The materials needed are simple: bristol board to draw on or as a solid backing to paste colouring sheets on, scissors to cut around the drawings, glue (if you’re using separate colouring sheets), and sticks. Any kind of stick should work, but consider the size of your stage and the desired mobility of your puppets when deciding. Popsicle sticks are convenient and can carry a lot of glue, but they’re very short so you won’t be able to move them around a lot without people’s fingers showing. Wooden barbecue skewers are great, but you’re probably best using tape to secure them to the back of the bristol board.
Have the children colour, draw or paint the characters they want to make into puppets, either directly on the bristol board or on separate sheets; we used separate sheets in case of accidents. Once they’re done, have them cut around their character with scissors, leaving about a centimetre (half an inch) of space on all sides.

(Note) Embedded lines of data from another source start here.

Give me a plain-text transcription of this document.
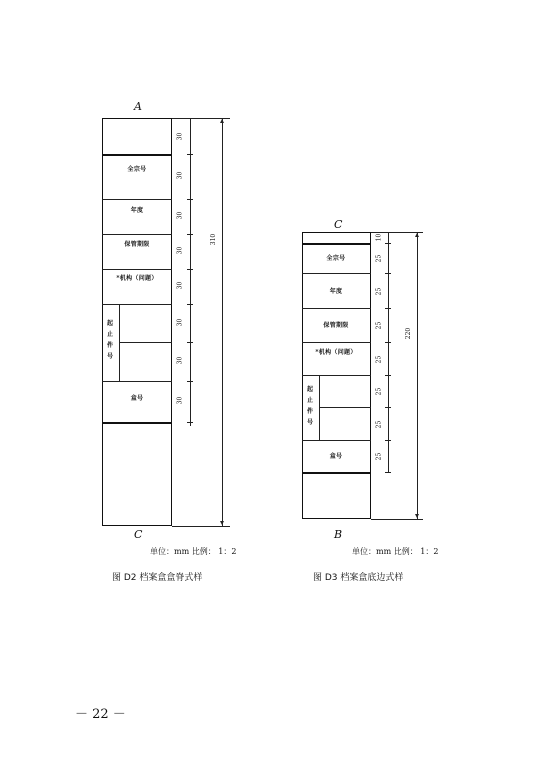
A
全宗号
年度
保管期限
*机构（问题）
起止件号
盒号
30
30
30
30
30
30
30
30
310
C
单位：mm 比例： 1：2
图 D2 档案盒盒脊式样
C
全宗号
年度
保管期限
*机构（问题）
起止件号
盒号
10
25
25
25
25
25
25
25
220
B
单位：mm 比例： 1：2
图 D3 档案盒底边式样
－ 22 －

If you’re using separate sheets, glue them onto the bristol board backing and wait for everything to dry. Then, flip the puppet around and secure the stick (popsicle stick, wooden skewer, or whatever) to the back using glue or tape, whichever works best for you. There you go—you have stick puppets!
For a smaller-scale production, you can also use coloured paper as a backing or for drawing on, but keep in mind that the puppets will be flimsier, since colouring paper is weaker than bristol board.